People just want to live in peace, free from these pernicious leeches. In Liverpool, they want to relax by watching Liverpool or Everton. In Russia they want to remember their families and in Jamaica, they want to cast off Royalists who manacled their ancestors.

But for the Royal D listers, though the show must go on, the fear is that Liverpool’s example might spread, and that the threat the level playing field that football represents might upturn their apple cart. There are even calls to sanction Liverpool because their fans are not Royalist sheep and because they still boycott the oligarchs’ newspapers over their disgraceful attacks on the people of Liverpool at the time of the 1989 Hillsborough football disaster, where one particular rebellious Scot won the eternal admiration of all of Liverpool for his common humanity and decency.

So, yes, though football runs deep in Liverpool, it shows Liverpudlians and similar folk do not need that much in life. They have simpler tastes, earthier tastes that don’t need the pomp and circumstance Royalist under achievers need to shimmy over their crimes.
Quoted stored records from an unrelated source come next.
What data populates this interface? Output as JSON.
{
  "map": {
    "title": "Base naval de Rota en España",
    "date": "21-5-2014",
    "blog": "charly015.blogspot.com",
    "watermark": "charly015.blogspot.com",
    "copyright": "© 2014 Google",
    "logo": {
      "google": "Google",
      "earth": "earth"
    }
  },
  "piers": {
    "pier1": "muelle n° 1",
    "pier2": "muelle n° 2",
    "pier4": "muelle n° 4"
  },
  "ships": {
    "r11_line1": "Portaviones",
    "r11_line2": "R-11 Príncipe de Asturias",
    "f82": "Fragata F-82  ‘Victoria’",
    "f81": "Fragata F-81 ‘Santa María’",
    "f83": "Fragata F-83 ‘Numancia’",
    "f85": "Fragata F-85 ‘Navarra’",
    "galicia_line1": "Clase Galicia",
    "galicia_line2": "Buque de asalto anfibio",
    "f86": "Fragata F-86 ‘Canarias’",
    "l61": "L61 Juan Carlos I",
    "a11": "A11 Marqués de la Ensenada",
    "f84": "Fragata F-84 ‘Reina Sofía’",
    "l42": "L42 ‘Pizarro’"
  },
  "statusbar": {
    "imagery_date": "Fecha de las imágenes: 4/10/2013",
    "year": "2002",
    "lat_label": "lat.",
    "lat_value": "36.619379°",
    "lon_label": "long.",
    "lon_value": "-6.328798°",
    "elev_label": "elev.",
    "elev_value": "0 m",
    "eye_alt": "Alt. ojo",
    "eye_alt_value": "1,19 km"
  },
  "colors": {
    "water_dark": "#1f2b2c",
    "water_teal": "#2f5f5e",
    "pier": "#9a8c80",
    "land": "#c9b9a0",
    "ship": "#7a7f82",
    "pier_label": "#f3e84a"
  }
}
All the Royalist oligarchs have going for them is they and their flunkeys control the levers of power. Though they can and will gate crash all the FA Cup and Wimbledon Finals they can, they cannot capture the spirit of the ordinary Liverpudlian as, for example, this well received 1985 Letter to Brezhnev movie does. This is not a matter of musical or cinematic taste. It is to say that one group, Liverpudlians and Jamaicans in this case, do not need another group, Royalist oligarchs and their sycophants, to lord over and leech off them.

Though the British, then, have much to learn and much to do, they should begin by emulating the examples 100 years earlier of Russia and Germany and divesting themselves of the world’s most dangerous and despicable family. Liverpool and England would be much better for it.